In anticipation for my next prototype I started to wonder about scale. It will be a flight simulator in an alien world of sorts. After some tests I quickly realized that naively laying down giant terrains and flying at 1000 units/h might not be a great idea.
I also started the beginnings of a scale transition system, i.e. two cameras rendering two different scenes that represent the same objects at different scales. But that is definitely jumping over the horses (is that an expression?) So I’d like to ask what is the largest numbers one should work with in unity? farthest from the origin and fastest you should move etc. When will I get in trouble with large/small number math or wonky physics?
From what I understand, there was a problem with floating point precision with such large numbers when moving great distances, and yes the physics would go wonky as well.
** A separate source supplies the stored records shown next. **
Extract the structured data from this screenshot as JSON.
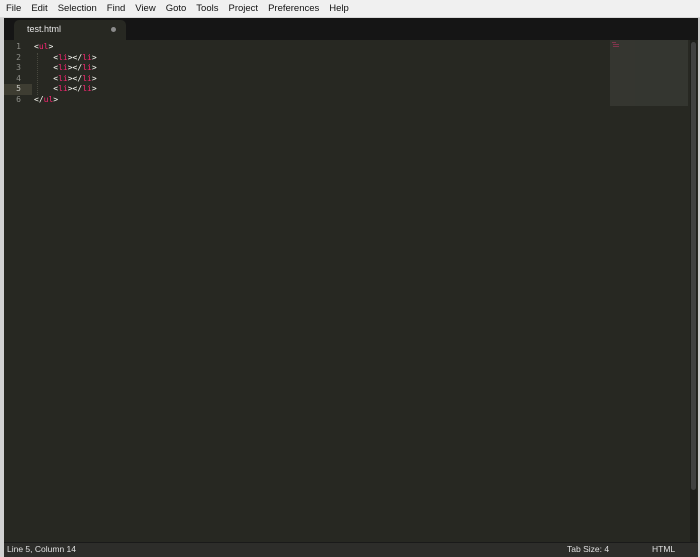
{
  "menubar": {
    "items": [
      "File",
      "Edit",
      "Selection",
      "Find",
      "View",
      "Goto",
      "Tools",
      "Project",
      "Preferences",
      "Help"
    ]
  },
  "tabs": [
    {
      "label": "test.html",
      "modified_indicator": "dot-icon"
    }
  ],
  "editor": {
    "line_numbers": [
      "1",
      "2",
      "3",
      "4",
      "5",
      "6"
    ],
    "active_line": 5,
    "lines": [
      {
        "indent": "",
        "open": "<",
        "tag": "ul",
        "close": ">",
        "end_open": "",
        "end_tag": "",
        "end_close": ""
      },
      {
        "indent": "    ",
        "open": "<",
        "tag": "li",
        "close": "></",
        "end_tag": "li",
        "end_close": ">"
      },
      {
        "indent": "    ",
        "open": "<",
        "tag": "li",
        "close": "></",
        "end_tag": "li",
        "end_close": ">"
      },
      {
        "indent": "    ",
        "open": "<",
        "tag": "li",
        "close": "></",
        "end_tag": "li",
        "end_close": ">"
      },
      {
        "indent": "    ",
        "open": "<",
        "tag": "li",
        "close": "></",
        "end_tag": "li",
        "end_close": ">"
      },
      {
        "indent": "",
        "open": "</",
        "tag": "ul",
        "close": ">",
        "end_tag": "",
        "end_close": ""
      }
    ],
    "colors": {
      "background": "#272822",
      "tag": "#f92672",
      "punctuation": "#f8f8f2",
      "line_number": "#8f908a"
    }
  },
  "statusbar": {
    "position": "Line 5, Column 14",
    "tab_size": "Tab Size: 4",
    "syntax": "HTML"
  }
}
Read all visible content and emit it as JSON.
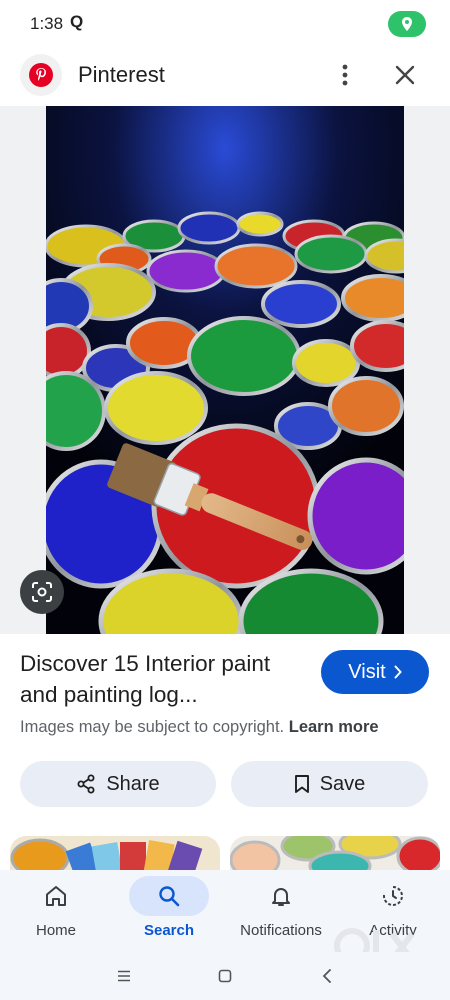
{
  "status_bar": {
    "time": "1:38",
    "search_glyph": "Q",
    "location_icon": "location-pin-icon",
    "pill_color": "#2ec26a"
  },
  "header": {
    "source_name": "Pinterest",
    "logo_icon": "pinterest-logo-icon",
    "brand_color": "#e60023"
  },
  "image": {
    "subject": "paint cans with brush"
  },
  "result": {
    "title": "Discover 15 Interior paint and painting log...",
    "visit_label": "Visit",
    "copyright_text": "Images may be subject to copyright.",
    "learn_more": "Learn more"
  },
  "actions": {
    "share_label": "Share",
    "save_label": "Save"
  },
  "bottom_nav": {
    "items": [
      {
        "label": "Home",
        "icon": "home-icon",
        "active": false
      },
      {
        "label": "Search",
        "icon": "search-icon",
        "active": true
      },
      {
        "label": "Notifications",
        "icon": "bell-icon",
        "active": false
      },
      {
        "label": "Activity",
        "icon": "activity-icon",
        "active": false
      }
    ]
  },
  "colors": {
    "accent": "#0b57d0",
    "chip_bg": "#e9eef6",
    "nav_bg": "#f3f6fb"
  },
  "watermark": {
    "text": "OLX"
  }
}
So what I’ve seen from 3rd party assets (like World Streamer), is essentially you load/unload scenes of terrain tiles (you use 1 terrain tile per scene) and place them in the correct order as you move along. You load in the surrounding terrain tiles around the terrain tile you’re currently in (or over). Then as you move along, you unload the ones over a certain distance away, and load in new ones that are the closest to you.
As you reach too large of values (I don’t know what the threshold is for when Unity can’t handle it anymore), then you essentially “reset” the world origin, so that relative values are once again manageable values. Again, I’m not quite sure how to “reset” the world origin, but I know you can.
With this method you can essentially have a “looping” world that doesn’t end. Or if you can design it correctly, you can have endless terrain.
The biggest problem I’ve seen with this method is simply trying to get the “fps” lag spikes when terrain tiles are loaded/unloaded to be as unnoticeable to the player as possible. It’s not really a huge thing, but sometimes I can really notice the frame drops when new tiles are being loaded in.